Однажды, возле костра одинокого путника — молодого паломника, скитавшегося по землям Дальнего Востока, — возникла одинокая фигура, облаченная в красивые белые одежды, расшитые золотыми нитками. Такие, какие носили много столетий назад, во времена Золотого века, когда их некогда великий народ захватил королевства Ближнего Востока и обложил данью. Мужчина, насторожившись, поднялся с коряги и сверил незнакомца напряженным взглядом. Лицо и каштановые волосы его так же отличались: чистые и ухоженные, что, конечно же, настораживало — такими могут быть только те, у кого есть деньги, а они по пустыне редко гуляют и обычно не приносят своим присутствием ничего хорошего.

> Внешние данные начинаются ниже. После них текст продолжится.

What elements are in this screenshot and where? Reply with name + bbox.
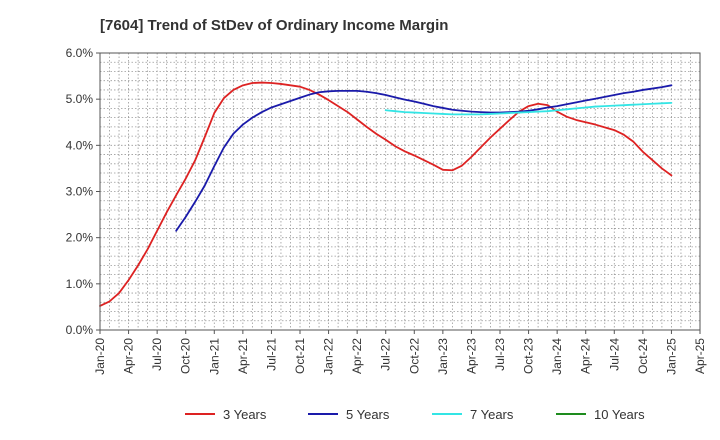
x-tick-label: Oct-22 — [407, 338, 421, 374]
x-tick-label: Oct-23 — [522, 338, 536, 374]
series-line-7-years — [384, 101, 673, 116]
grid — [99, 52, 701, 331]
x-tick-label: Jul-21 — [264, 338, 278, 371]
series-line-3-years — [99, 81, 673, 307]
x-tick-label: Apr-24 — [579, 338, 593, 374]
x-tick-label: Oct-21 — [293, 338, 307, 374]
axes: 0.0% 1.0% 2.0% 3.0% 4.0% 5.0% 6.0% Jan-20 Apr-20… — [66, 46, 707, 375]
legend-label-5-years: 5 Years — [346, 407, 390, 422]
series-lines — [99, 81, 673, 307]
x-tick-label: Oct-24 — [636, 338, 650, 374]
x-tick-label: Apr-22 — [350, 338, 364, 374]
y-tick-label: 3.0% — [66, 185, 94, 199]
y-tick-label: 2.0% — [66, 231, 94, 245]
x-tick-label: Jul-22 — [379, 338, 393, 371]
x-tick-label: Jan-24 — [550, 338, 564, 375]
x-tick-label: Apr-21 — [236, 338, 250, 374]
x-tick-label: Apr-23 — [464, 338, 478, 374]
chart-title: [7604] Trend of StDev of Ordinary Income… — [100, 17, 448, 34]
x-tick-label: Jan-20 — [93, 338, 107, 375]
x-tick-label: Jul-24 — [607, 338, 621, 371]
x-tick-label: Apr-25 — [693, 338, 707, 374]
legend-label-3-years: 3 Years — [223, 407, 267, 422]
y-tick-label: 5.0% — [66, 92, 94, 106]
legend-label-7-years: 7 Years — [470, 407, 514, 422]
y-tick-label: 4.0% — [66, 138, 94, 152]
x-tick-label: Jan-25 — [664, 338, 678, 375]
x-tick-label: Apr-20 — [122, 338, 136, 374]
x-tick-label: Jul-23 — [493, 338, 507, 371]
x-tick-label: Jan-21 — [207, 338, 221, 375]
y-tick-label: 1.0% — [66, 277, 94, 291]
legend-label-10-years: 10 Years — [594, 407, 645, 422]
x-tick-label: Jul-20 — [150, 338, 164, 371]
x-tick-label: Oct-20 — [179, 338, 193, 374]
x-tick-label: Jan-23 — [436, 338, 450, 375]
legend: 3 Years 5 Years 7 Years 10 Years — [185, 407, 645, 422]
y-tick-label: 6.0% — [66, 46, 94, 60]
x-tick-label: Jan-22 — [322, 338, 336, 375]
series-line-5-years — [175, 84, 673, 232]
y-tick-label: 0.0% — [66, 323, 94, 337]
plot-area — [100, 53, 700, 330]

— Вы смотрите на меня так, словно видите привидение, — сказал с улыбкой таинственный незнакомец, прервав затянувшееся между ними молчание. Голос у него оказался мелодичным и приятным — как и личико. Может, даже слишком нежным для мужчины — словно красивый цветок принял человеческое обличье.

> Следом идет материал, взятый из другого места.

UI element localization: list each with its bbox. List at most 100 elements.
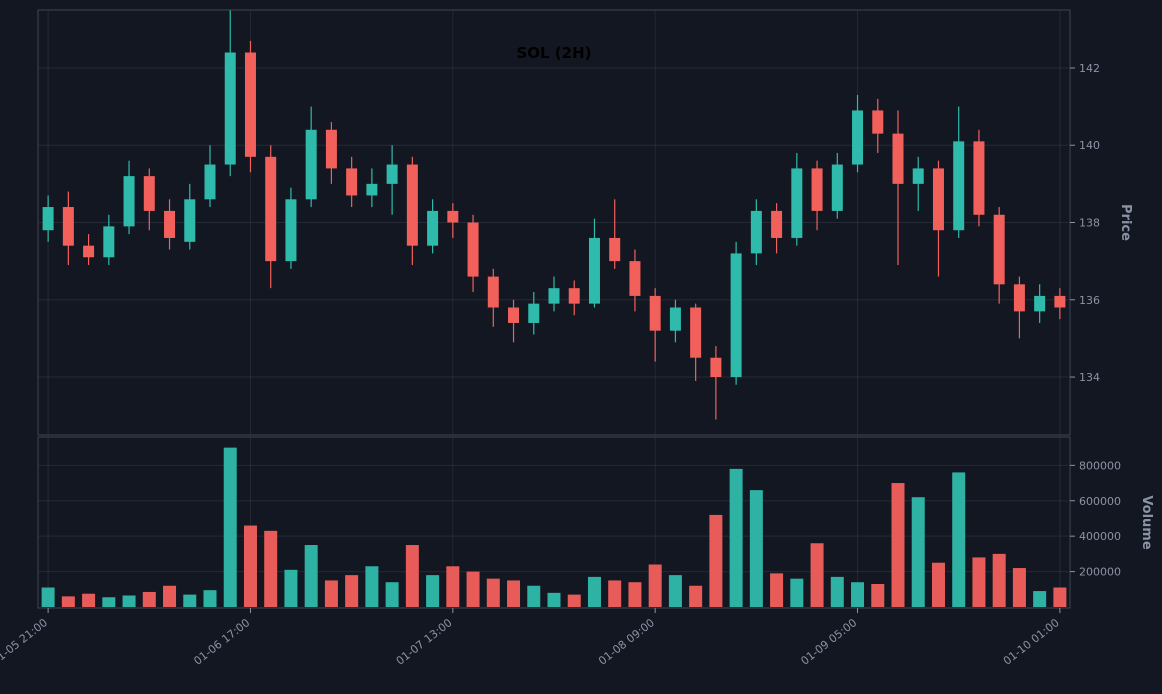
price-tick-label: 142 — [1079, 62, 1100, 75]
candle-body — [366, 183, 378, 196]
candle-body — [528, 303, 540, 323]
candle-body — [224, 52, 236, 165]
volume-bar — [82, 593, 96, 607]
volume-bar — [264, 530, 278, 607]
candle-body — [406, 164, 418, 246]
candle-body — [467, 222, 479, 277]
candle-body — [649, 295, 661, 331]
volume-bar — [142, 591, 156, 607]
candle-body — [285, 199, 297, 262]
volume-bar — [749, 490, 763, 607]
volume-bar — [61, 596, 75, 607]
price-tick-label: 138 — [1079, 217, 1100, 230]
price-tick-label: 134 — [1079, 371, 1100, 384]
volume-bar — [385, 582, 399, 607]
candle-body — [588, 237, 600, 304]
candle-body — [83, 245, 95, 258]
x-tick-label: 01-05 21:00 — [0, 616, 50, 668]
candle-body — [629, 261, 641, 296]
candle-body — [123, 176, 135, 227]
candle-body — [750, 210, 762, 254]
volume-bar — [911, 497, 925, 607]
volume-bar — [527, 585, 541, 607]
candle-body — [447, 210, 459, 223]
volume-bar — [689, 585, 703, 607]
candle-body — [346, 168, 358, 196]
volume-bar — [345, 575, 359, 607]
x-tick-label: 01-08 09:00 — [596, 616, 657, 668]
volume-bar — [770, 573, 784, 607]
volume-bar — [466, 571, 480, 607]
volume-bar — [304, 545, 318, 607]
candle-body — [1013, 284, 1025, 312]
candle-body — [609, 237, 621, 262]
volume-bar — [608, 580, 622, 607]
volume-bar — [1012, 568, 1026, 607]
candle-body — [771, 210, 783, 238]
candle-body — [811, 168, 823, 211]
volume-bar — [1053, 587, 1067, 607]
volume-bar — [324, 580, 338, 607]
volume-bar — [547, 592, 561, 607]
volume-bar — [871, 583, 885, 607]
x-tick-label: 01-07 13:00 — [394, 616, 455, 668]
volume-bar — [668, 575, 682, 607]
volume-bar — [183, 594, 197, 607]
volume-bar — [405, 545, 419, 607]
candle-body — [62, 207, 74, 246]
volume-bar — [567, 594, 581, 607]
volume-bar — [365, 566, 379, 607]
volume-bar — [891, 483, 905, 607]
candle-body — [103, 226, 115, 258]
candle-body — [325, 129, 337, 169]
volume-bar — [992, 553, 1006, 607]
volume-bar — [952, 472, 966, 607]
candle-body — [42, 207, 54, 231]
candle-body — [204, 164, 216, 200]
price-tick-label: 136 — [1079, 294, 1100, 307]
volume-bar — [648, 564, 662, 607]
candle-body — [1034, 295, 1046, 312]
volume-tick-label: 400000 — [1079, 530, 1121, 543]
candle-body — [730, 253, 742, 378]
price-tick-label: 140 — [1079, 139, 1100, 152]
volume-bar — [507, 580, 521, 607]
volume-bar — [102, 597, 116, 607]
candle-body — [791, 168, 803, 238]
volume-bar — [203, 590, 217, 607]
candle-body — [143, 176, 155, 211]
volume-bar — [830, 576, 844, 607]
candle-body — [710, 357, 722, 378]
volume-axis-label: Volume — [1139, 495, 1154, 550]
volume-bar — [790, 578, 804, 607]
candle-body — [265, 156, 277, 262]
candle-body — [993, 214, 1005, 285]
candle-body — [1054, 295, 1066, 308]
volume-bar — [851, 582, 865, 607]
candle-body — [386, 164, 398, 184]
candle-body — [184, 199, 196, 242]
candle-body — [508, 307, 520, 323]
volume-bar — [587, 576, 601, 607]
volume-bar — [223, 447, 237, 607]
candle-body — [487, 276, 499, 308]
candle-body — [892, 133, 904, 184]
volume-bar — [1033, 591, 1047, 607]
volume-tick-label: 200000 — [1079, 566, 1121, 579]
candle-body — [973, 141, 985, 215]
x-tick-label: 01-10 01:00 — [1001, 616, 1062, 668]
volume-bar — [284, 569, 298, 607]
volume-bar — [426, 575, 440, 607]
candle-body — [852, 110, 864, 165]
candle-body — [164, 210, 176, 238]
volume-bar — [810, 543, 824, 607]
volume-bar — [729, 468, 743, 607]
candle-body — [305, 129, 317, 200]
x-tick-label: 01-09 05:00 — [798, 616, 859, 668]
volume-bar — [931, 562, 945, 607]
candle-body — [244, 52, 256, 157]
volume-bar — [41, 587, 55, 607]
volume-bar — [163, 585, 177, 607]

— Я… — паломник смущенно кашлянул, — да…
Незнакомец хихикнул.
— Могу я присесть?..
Странник в светлом дорожном костюме ничего ему не сказал, утонув в сомнениях и не найдя ответа. Незнакомец, тяжко вздохнув, опустился на холодную землю возле разведенного костра.
— Ужасное место, — тут же защебетал он. — Одинокое и безжизненное… Кстати, почему вы здесь?..

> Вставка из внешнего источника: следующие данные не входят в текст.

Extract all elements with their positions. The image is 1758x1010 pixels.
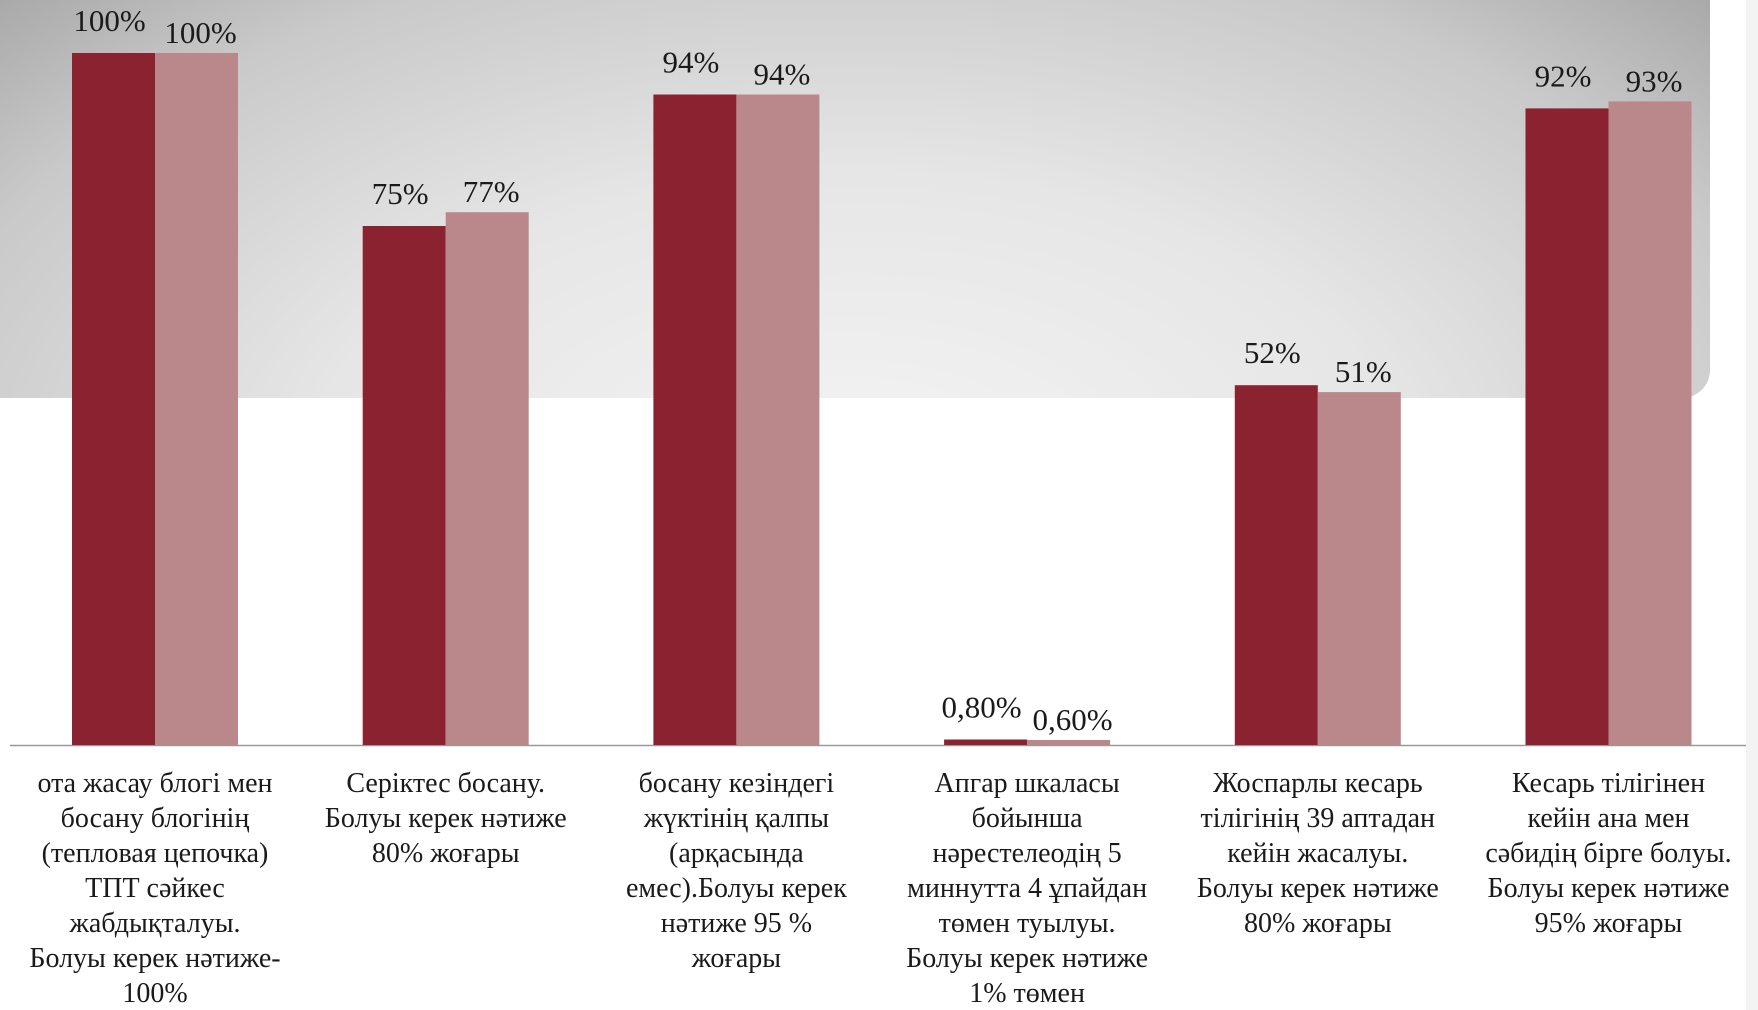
category-label-4: Апгар шкаласы бойынша нәрестелеодің 5 ми… [906,768,1149,1009]
data-label-series-2-cat-2: 77% [463,174,520,209]
data-label-series-2-cat-5: 51% [1335,354,1392,389]
data-label-series-1-cat-5: 52% [1244,335,1301,370]
data-label-series-1-cat-2: 75% [372,176,429,211]
category-label-1: ота жасау блогі мен босану блогінің (теп… [29,768,281,1009]
bar-series-1-cat-4 [944,739,1028,745]
category-label-5: Жоспарлы кесарь тілігінің 39 аптадан кей… [1196,768,1439,939]
category-label-3: босану кезіндегі жүктінің қалпы (арқасын… [625,768,847,974]
bar-series-1-cat-5 [1234,385,1318,745]
data-label-series-1-cat-1: 100% [73,3,145,38]
bar-series-2-cat-6 [1608,101,1692,745]
data-label-series-1-cat-6: 92% [1535,58,1592,93]
data-label-series-2-cat-3: 94% [753,57,810,92]
bar-series-1-cat-6 [1525,108,1609,745]
data-label-series-2-cat-4: 0,60% [1033,702,1113,737]
data-label-series-2-cat-6: 93% [1626,63,1683,98]
category-label-6: Кесарь тілігінен кейін ана мен сәбидің б… [1485,768,1732,939]
bar-series-2-cat-1 [155,53,238,745]
bar-series-1-cat-2 [362,226,446,745]
bar-series-2-cat-2 [445,212,529,745]
bar-series-2-cat-4 [1027,740,1111,745]
bar-series-1-cat-1 [72,53,155,745]
header-backdrop [0,0,1710,398]
data-label-series-1-cat-3: 94% [662,45,719,80]
data-label-series-2-cat-1: 100% [164,15,236,50]
category-label-2: Серіктес босану. Болуы керек нәтиже 80% … [324,768,567,869]
bar-series-2-cat-3 [736,94,820,745]
bar-series-1-cat-3 [653,94,737,745]
right-edge-strip [1746,0,1758,1010]
bar-series-2-cat-5 [1317,392,1401,745]
data-label-series-1-cat-4: 0,80% [942,690,1022,725]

Мужчина, глядя на него все с тем же недоверием, опустился обратно на корягу.
«Брежу, — подумал он. — Точно брежу».
— Вы что, немой? — нахмурился незнакомец.
— Не хватило денег не на пешком. Пошел пешком и чуть сбился с маршрута, — лаконично и угрюмо ответил паломник.
— Потерялись, значит?
Мужчина, задетый за живое, фыркнул. Незнакомец, расценив это за утвердительный ответ, победоносно улыбнулся.
— Так и думал. Я знаю эту пустыню вдоль и поперек. Куда вы направляетесь?
— В Фаральс, — не особо доверяя незнакомцу, соврал паломник.
Тот сверил его задумчивым взглядом и произнес такое, отчего у мужчины волосы на голове зашевелились:
— Но ведь вы же идете из Фаральса.
Паломник замер, на теле его выступил холодный пот.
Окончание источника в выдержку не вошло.